Samedi, Emmanuel Macron a décrété la lutte contre les violences faites aux femmes "grande cause nationale du quinquennat". Le président de la République a ensuite affirmé que l’école aurait un rôle central dans cette action. Invité d’Europe 1 à la mi-journée, Jean-Michel Blanquer, qui s’était exprimé avant le chef de l’Etat à l’Elysée, a confirmé que le sujet serait pour lui une priorité. "Nous ne voulons plus être sur la défensive mais être offensive sur ce sujet", a assuré le ministre de l’Education nationale. "Au travers de la question du respect des femmes, nous avons la question du respect des valeurs de la République", a-t-il estimé.  

"Lutte contre le harcèlement". "Nous avons à l’école à faire beaucoup pour cela", a poursuivi Jean-Michel Blanquer, évoquant notamment "des temps spécifiques qui seront consacrés à cette question, avec des formules différentes selon les âges". Cette action "s’inclure dans notre campagne de lutte contre le harcèlement, de toutes les formes de harcèlement", a précisé le ministre.  

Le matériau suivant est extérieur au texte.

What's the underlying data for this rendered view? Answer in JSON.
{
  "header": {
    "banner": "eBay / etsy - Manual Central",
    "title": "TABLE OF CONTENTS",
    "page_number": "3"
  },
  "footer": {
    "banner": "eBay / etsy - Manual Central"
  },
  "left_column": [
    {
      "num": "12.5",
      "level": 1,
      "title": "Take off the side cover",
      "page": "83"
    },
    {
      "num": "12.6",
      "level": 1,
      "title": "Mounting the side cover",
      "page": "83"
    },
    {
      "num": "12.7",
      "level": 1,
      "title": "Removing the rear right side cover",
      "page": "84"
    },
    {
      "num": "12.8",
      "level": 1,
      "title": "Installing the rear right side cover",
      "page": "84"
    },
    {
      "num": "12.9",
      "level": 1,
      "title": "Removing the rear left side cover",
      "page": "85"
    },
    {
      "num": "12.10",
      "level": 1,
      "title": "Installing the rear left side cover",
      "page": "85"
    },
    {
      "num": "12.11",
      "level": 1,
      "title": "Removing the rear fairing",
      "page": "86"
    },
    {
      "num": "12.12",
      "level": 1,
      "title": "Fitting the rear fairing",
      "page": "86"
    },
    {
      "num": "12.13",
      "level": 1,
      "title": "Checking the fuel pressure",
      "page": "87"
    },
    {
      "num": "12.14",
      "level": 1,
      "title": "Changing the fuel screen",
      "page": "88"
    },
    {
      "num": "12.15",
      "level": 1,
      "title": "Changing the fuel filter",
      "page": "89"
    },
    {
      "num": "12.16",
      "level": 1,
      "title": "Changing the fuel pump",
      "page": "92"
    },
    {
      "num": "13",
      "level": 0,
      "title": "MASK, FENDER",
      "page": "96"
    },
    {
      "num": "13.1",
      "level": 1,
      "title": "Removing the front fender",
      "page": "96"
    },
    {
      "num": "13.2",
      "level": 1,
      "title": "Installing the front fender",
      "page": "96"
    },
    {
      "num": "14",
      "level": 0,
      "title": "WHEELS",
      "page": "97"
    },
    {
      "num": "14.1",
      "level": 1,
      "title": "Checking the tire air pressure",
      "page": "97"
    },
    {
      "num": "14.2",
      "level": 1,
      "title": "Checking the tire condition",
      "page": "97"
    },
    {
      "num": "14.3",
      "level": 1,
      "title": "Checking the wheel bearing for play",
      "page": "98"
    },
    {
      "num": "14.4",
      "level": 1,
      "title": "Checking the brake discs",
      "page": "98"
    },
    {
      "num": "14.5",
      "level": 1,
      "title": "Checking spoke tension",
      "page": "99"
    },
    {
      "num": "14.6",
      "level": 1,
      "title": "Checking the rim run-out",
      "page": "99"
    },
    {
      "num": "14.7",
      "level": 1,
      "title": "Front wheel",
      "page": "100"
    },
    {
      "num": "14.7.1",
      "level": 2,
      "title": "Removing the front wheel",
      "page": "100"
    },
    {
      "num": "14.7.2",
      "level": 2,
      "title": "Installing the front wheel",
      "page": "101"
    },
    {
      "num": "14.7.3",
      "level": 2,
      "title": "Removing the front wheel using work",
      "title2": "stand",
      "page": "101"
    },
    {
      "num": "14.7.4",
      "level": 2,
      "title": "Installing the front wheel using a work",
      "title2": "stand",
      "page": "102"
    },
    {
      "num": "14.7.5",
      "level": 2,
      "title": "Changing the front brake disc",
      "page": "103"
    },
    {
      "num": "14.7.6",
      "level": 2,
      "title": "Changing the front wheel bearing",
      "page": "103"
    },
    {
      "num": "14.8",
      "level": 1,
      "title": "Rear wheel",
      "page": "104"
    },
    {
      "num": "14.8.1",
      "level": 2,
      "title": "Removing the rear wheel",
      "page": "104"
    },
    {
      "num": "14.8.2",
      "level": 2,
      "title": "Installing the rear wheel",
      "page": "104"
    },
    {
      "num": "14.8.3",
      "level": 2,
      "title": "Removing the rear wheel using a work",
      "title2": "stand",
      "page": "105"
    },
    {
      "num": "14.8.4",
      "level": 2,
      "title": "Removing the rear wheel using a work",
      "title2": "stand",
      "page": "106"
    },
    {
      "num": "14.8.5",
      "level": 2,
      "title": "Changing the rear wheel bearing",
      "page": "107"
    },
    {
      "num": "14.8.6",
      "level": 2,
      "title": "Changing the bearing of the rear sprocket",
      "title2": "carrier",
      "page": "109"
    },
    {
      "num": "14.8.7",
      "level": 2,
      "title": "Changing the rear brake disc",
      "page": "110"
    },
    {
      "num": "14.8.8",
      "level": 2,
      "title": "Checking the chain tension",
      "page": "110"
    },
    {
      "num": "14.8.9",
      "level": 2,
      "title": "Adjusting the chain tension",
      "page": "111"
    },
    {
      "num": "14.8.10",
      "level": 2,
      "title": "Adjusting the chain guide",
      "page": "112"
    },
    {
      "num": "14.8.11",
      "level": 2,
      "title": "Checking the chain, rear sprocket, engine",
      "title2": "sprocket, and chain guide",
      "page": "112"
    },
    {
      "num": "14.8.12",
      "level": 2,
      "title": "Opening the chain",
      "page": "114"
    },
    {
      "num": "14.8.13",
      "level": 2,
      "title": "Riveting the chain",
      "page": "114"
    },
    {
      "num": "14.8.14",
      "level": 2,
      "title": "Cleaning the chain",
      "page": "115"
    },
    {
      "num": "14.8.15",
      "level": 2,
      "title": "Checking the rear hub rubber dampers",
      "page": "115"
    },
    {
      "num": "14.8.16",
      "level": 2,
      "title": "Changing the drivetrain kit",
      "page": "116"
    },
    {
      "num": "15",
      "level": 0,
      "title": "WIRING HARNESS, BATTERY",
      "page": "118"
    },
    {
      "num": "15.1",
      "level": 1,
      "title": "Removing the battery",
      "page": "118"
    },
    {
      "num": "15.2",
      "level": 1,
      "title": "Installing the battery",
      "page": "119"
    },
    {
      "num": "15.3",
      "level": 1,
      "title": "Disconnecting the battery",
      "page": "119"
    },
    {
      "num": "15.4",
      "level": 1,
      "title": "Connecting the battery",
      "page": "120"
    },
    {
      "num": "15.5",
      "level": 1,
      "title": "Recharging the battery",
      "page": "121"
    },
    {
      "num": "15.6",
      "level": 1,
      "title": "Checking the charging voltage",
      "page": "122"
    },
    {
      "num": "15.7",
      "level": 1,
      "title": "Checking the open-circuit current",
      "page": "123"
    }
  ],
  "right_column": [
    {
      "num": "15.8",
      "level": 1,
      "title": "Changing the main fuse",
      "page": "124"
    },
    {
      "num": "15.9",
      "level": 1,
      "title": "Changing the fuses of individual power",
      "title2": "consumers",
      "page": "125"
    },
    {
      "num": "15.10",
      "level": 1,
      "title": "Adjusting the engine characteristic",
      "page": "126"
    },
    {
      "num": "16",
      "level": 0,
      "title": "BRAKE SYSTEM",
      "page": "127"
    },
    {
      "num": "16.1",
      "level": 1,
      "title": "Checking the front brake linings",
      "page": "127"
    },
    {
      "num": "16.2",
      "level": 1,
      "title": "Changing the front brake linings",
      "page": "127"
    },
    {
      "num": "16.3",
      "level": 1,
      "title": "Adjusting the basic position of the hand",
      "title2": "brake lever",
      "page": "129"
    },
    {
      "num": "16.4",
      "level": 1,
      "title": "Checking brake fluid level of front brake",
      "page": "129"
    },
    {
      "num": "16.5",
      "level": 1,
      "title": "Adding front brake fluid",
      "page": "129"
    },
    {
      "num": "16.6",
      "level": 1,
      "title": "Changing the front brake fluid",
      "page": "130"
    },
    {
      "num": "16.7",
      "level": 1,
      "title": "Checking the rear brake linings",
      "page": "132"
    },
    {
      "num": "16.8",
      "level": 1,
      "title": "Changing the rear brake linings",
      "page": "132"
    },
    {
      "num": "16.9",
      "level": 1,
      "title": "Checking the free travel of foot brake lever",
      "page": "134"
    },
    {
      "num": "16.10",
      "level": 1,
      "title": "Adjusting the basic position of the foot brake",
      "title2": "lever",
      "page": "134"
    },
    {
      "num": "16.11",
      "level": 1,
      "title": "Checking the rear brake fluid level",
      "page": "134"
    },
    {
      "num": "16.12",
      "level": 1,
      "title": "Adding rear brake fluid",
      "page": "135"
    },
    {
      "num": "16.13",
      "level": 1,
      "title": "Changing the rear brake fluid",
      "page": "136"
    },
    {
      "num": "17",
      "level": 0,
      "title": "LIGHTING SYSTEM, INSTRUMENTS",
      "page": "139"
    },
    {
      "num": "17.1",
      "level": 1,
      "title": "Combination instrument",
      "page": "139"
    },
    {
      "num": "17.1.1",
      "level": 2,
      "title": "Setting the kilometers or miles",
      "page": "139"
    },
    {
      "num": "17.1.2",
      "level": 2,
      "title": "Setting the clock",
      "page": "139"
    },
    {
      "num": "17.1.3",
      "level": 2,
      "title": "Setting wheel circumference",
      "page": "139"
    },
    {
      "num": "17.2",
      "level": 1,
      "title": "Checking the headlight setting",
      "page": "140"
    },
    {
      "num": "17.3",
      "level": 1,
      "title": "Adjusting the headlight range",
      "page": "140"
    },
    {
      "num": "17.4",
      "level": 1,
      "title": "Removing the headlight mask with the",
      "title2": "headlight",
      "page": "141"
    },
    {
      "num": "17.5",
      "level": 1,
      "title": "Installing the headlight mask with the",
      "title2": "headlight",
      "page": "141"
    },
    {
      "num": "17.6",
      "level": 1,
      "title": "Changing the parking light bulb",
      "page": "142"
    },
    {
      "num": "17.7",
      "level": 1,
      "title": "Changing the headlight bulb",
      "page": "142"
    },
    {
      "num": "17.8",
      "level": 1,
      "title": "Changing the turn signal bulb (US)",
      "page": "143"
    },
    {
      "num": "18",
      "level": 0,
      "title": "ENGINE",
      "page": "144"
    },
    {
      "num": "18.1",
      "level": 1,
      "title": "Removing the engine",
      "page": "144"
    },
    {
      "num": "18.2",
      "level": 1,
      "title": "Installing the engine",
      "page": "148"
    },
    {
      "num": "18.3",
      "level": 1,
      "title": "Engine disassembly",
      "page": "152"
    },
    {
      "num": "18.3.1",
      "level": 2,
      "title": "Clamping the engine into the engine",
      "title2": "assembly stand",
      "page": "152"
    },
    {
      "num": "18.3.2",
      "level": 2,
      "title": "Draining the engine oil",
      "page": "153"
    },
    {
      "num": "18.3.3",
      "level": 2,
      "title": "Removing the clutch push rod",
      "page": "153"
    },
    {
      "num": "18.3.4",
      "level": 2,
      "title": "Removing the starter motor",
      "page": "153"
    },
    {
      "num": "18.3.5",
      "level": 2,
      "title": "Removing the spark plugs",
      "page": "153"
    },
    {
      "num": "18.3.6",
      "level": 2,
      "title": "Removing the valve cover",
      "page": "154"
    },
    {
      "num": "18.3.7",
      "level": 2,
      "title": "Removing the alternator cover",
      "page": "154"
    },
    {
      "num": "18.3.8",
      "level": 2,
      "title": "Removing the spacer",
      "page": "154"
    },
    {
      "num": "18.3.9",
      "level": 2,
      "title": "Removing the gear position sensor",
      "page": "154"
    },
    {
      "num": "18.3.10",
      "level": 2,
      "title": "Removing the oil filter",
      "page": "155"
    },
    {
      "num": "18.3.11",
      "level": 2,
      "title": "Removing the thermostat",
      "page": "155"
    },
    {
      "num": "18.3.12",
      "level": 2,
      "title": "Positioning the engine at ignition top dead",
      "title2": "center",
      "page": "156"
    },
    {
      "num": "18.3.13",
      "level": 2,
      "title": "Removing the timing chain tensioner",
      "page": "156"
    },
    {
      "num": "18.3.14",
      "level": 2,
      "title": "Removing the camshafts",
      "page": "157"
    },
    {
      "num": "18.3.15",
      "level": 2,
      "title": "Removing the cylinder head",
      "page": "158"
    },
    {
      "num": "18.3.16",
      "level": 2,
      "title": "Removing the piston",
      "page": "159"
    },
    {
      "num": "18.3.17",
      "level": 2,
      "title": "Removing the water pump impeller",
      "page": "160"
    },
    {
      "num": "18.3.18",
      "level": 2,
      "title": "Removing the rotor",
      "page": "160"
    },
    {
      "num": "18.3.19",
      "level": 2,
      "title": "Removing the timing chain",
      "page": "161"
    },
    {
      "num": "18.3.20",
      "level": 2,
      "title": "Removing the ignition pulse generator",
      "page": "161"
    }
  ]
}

Interdire les smartphones au collège ?Jean-Michel Blanquer songe ainsi à interdire purement et simplement l’usage du smartphone en primaire et au collège. "C’est un sujet sur lequel je vais revenir dans les prochaines semaines. Et notre but est bien celui-là", a admis le ministre de l’Education nationale. "Avec des modalités qu’on précisera dans peu de temps. Mais c’est clairement notre objectif, aussi bien en primaire qu’au collège."

"La pornographie, un sujet gravissime". Cette lutte contre le smartphone s’inscrit en fait dans une lutte contre l’accès à la pornographie, "un suet gravissime", selon Jean-Michel Blanquer. "Aujourd’hui il y a un accès à la pornographie à des âges de plus en plus jeunes. Il est évident que nous devons agis sur ce point. Les pistes, c’est le travail avec des opérateurs du numérique, qui doit nous permettre à la source d’éviter qu’une telle chose soit possible. C’est aussi notre capacité à condamner ceux qui permettent que ceci arrive jusqu’aux yeux de nos enfants."